When the 1921 census was released I found Clara and Sam alone so Raymond was born later than that. It was then that I noticed that Clara’s sister would have been in her early 50s by then and her last previous birth was more than 10 years before. I began to think Mum had the story wrong. I considered Sam’s sisters but they, too, were in their early 50s. Clara’s other sisters were younger but either unmarried or recently married. I searched all of their names anyway but nothing came up.

Then, fairly recently I checked and found that the blacked out name on the 1939 register had been uncovered. The transcript read Herbert L Freeman age 14 followed by his date of birth. That was odd, he had Clara and Sam’s surname but I had been told his name was Raymond. Looking closely at the original document the L could just be an R but I still didn’t have his birth surname. I tried looking for his war record again under Herbert but still found nothing.

I have been thinking about him over the last 2 days as I always do at the time of Remembrance Day. He was the only member of our family to have been lost in the second world war. Then this morning I had a brainwave. I now had his date of birth. There is one genealogy site where you can search on first name and place and year of birth. I went there and pulled out all of the Herbert’s born 1925 in and near where my aunt and her family lived. The very first record to come up was Herbert Raymond White. White was the surname of Auntie Clara’s mother’s second husband. Was there a half sister I had never heard of who could be Raymond’s mother? but that was unlikely, my cousin had the family bible with all of the names in and I had seen it.

I opened the record and there under place of birth was the address of Clara’s parents, my great grandparents, Thomas and Elizabeth Lee. The family continued to live there after Clara’s father died and Elizabeth remarried to William White. This baby’s father’s name was Thomas. Then I remembered that William had a son Thomas from his first marriage. The mother on the record was Alice I checked and William’s son Thomas did marry an Alice.
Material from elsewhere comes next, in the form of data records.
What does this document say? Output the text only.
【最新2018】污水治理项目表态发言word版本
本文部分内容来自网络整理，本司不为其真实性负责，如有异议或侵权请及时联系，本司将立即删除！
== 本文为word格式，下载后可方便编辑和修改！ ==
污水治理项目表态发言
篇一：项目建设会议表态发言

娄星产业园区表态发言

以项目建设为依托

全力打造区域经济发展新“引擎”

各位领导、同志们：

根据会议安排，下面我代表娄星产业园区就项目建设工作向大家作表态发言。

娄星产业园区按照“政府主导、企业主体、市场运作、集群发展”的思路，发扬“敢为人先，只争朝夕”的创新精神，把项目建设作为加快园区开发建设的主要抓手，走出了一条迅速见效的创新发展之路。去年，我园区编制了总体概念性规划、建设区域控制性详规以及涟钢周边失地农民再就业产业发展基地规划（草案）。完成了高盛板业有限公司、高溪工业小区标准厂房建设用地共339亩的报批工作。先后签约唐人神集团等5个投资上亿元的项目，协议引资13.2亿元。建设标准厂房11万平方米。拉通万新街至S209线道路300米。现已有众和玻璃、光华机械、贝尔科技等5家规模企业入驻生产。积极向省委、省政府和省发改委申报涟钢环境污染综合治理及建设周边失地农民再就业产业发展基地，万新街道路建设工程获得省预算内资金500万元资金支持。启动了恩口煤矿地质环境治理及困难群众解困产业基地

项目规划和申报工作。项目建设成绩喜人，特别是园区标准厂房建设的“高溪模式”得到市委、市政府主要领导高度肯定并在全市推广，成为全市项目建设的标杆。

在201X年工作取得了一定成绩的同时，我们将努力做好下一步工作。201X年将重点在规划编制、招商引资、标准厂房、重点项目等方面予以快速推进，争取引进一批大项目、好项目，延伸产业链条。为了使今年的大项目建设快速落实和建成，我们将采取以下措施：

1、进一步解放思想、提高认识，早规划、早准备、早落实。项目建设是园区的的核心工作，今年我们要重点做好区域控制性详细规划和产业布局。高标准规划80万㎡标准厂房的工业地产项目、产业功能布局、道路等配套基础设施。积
Mum hadn’t got the story quite right. It wasn’t her sister who had a baby for Clara, it was her step brother’s wife. What a gift to give to someone who isn’t even a blood relation.
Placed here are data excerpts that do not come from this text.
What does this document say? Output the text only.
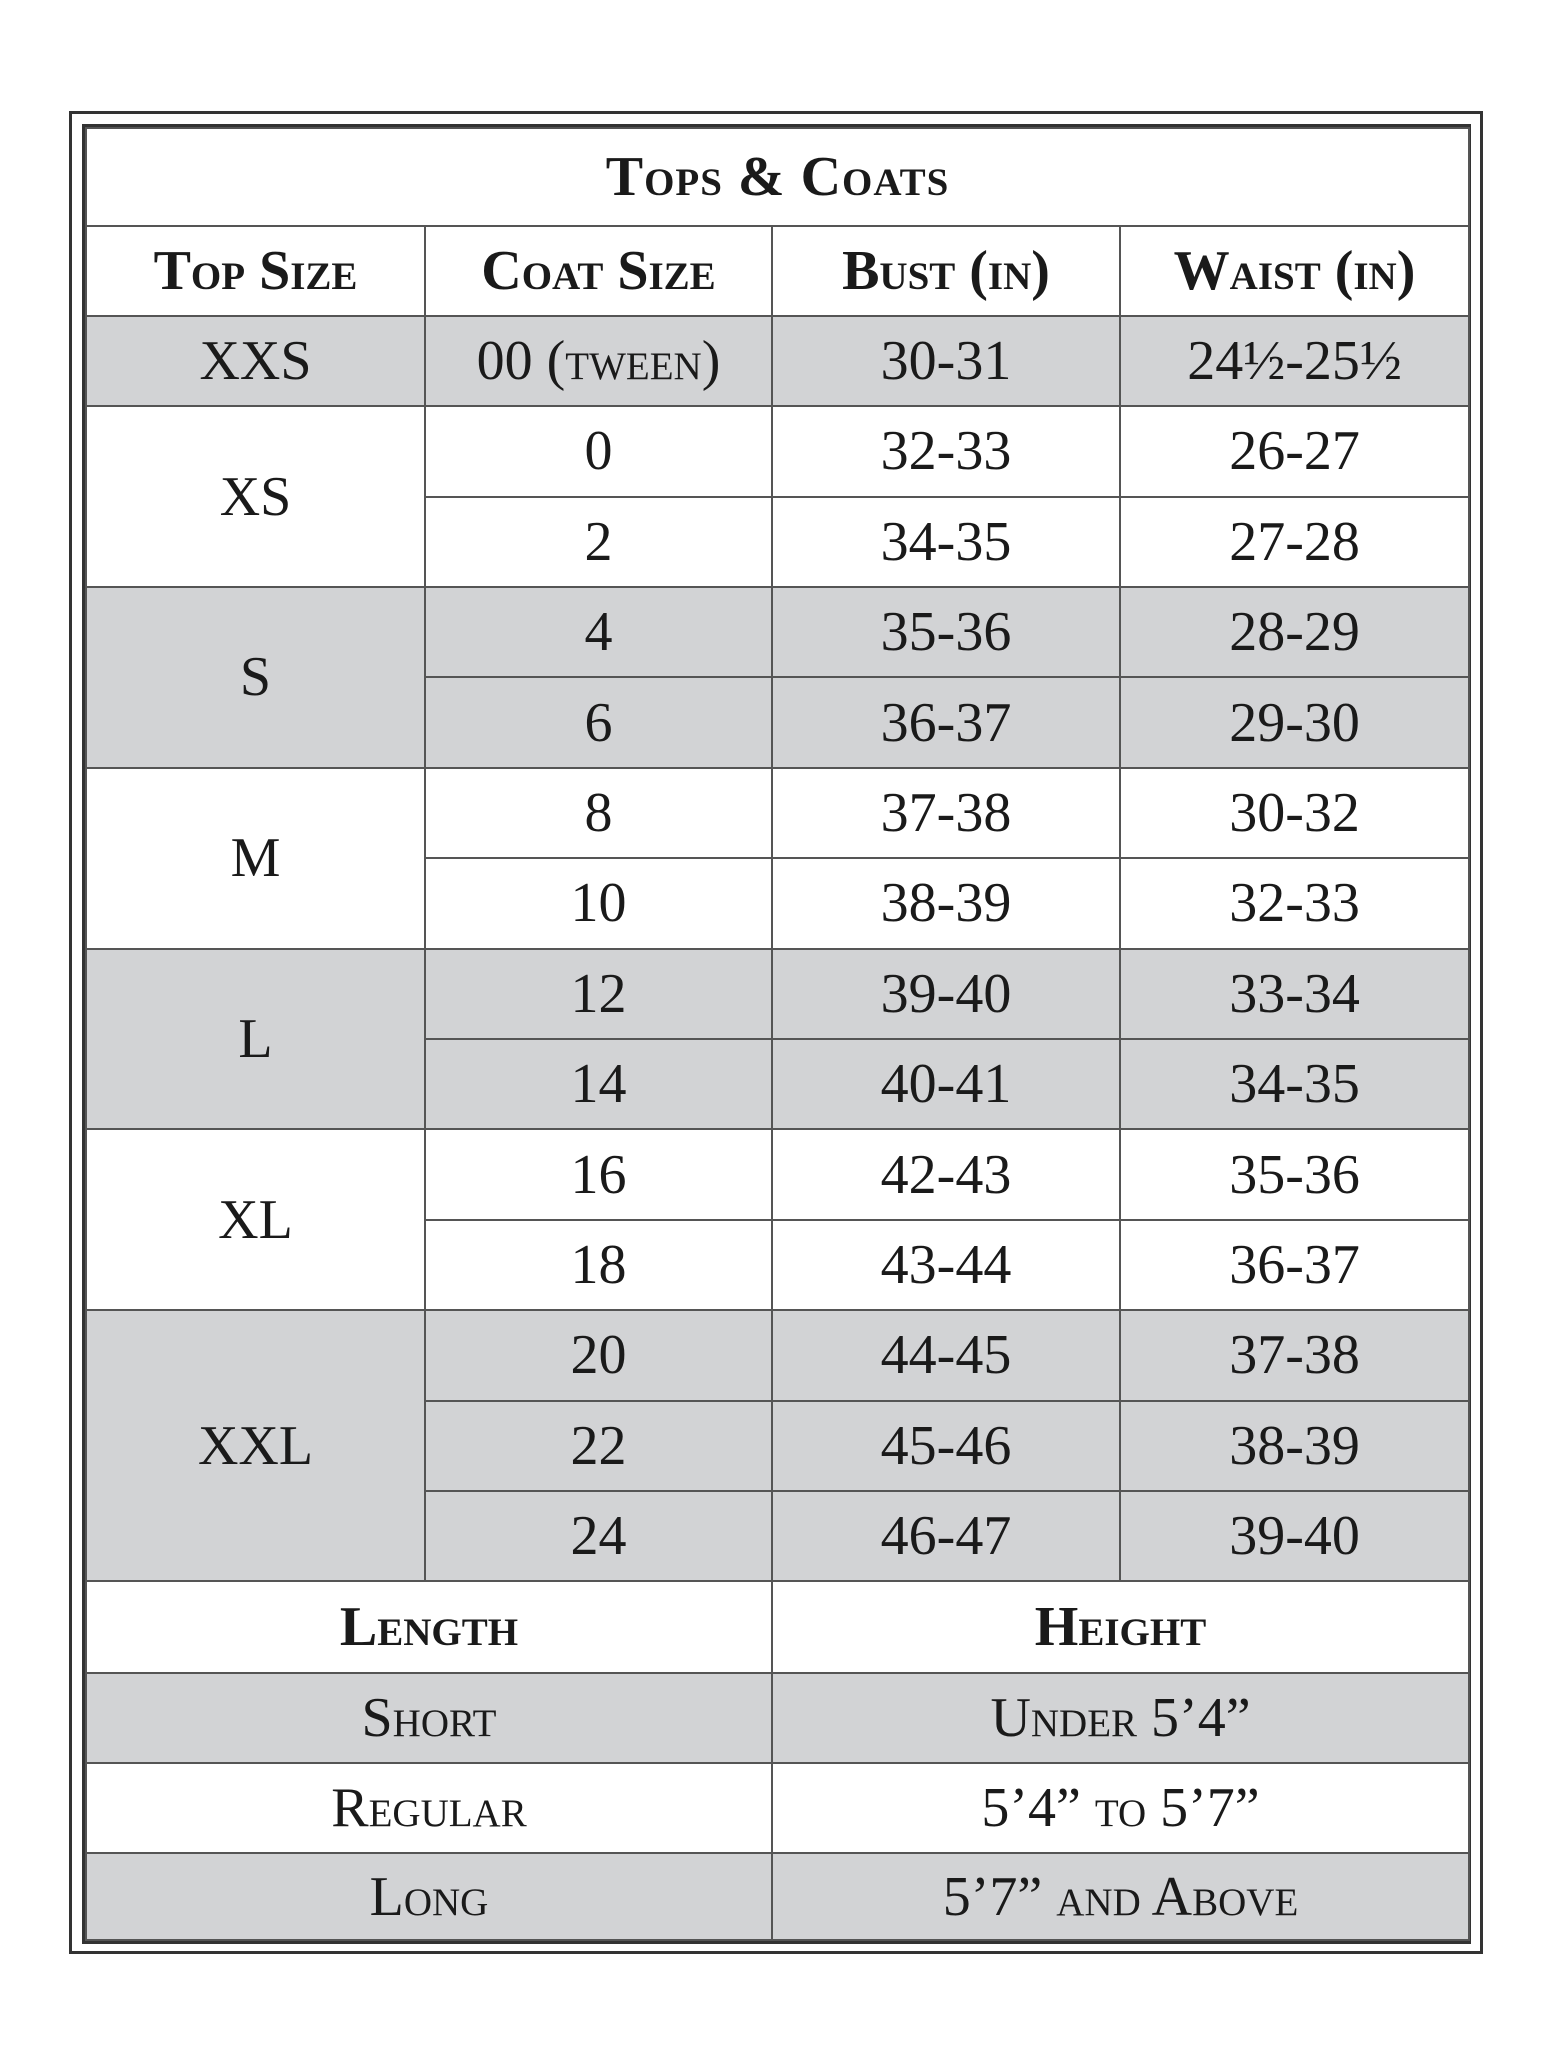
Tops & Coats			
Top Size	Coat Size	Bust (in)	Waist (in)
XXS	00 (tween)	30-31	24½-25½
XS	0	32-33	26-27
	2	34-35	27-28
S	4	35-36	28-29
	6	36-37	29-30
M	8	37-38	30-32
	10	38-39	32-33
L	12	39-40	33-34
	14	40-41	34-35
XL	16	42-43	35-36
	18	43-44	36-37
XXL	20	44-45	37-38
	22	45-46	38-39
	24	46-47	39-40
Length		Height	
Short		Under 5’4”	
Regular		5’4” to 5’7”	
Long		5’7” and Above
So I looked in the war records again under Raymond’s birth name and I found him. Of course, adoptions were unofficial then so, although he normally went by his adopted parents surname, he would have been called up under his birth name. He didn’t die on a submarine, it was a ship that went down. He was 19 years old.

I have his details at last, I found them today, Remembrance Day and four days after the one hundredth anniversary of his birth.
RIP cousin Raymond. My mother told me about you, you are on the family tree at last, you are not forgotten.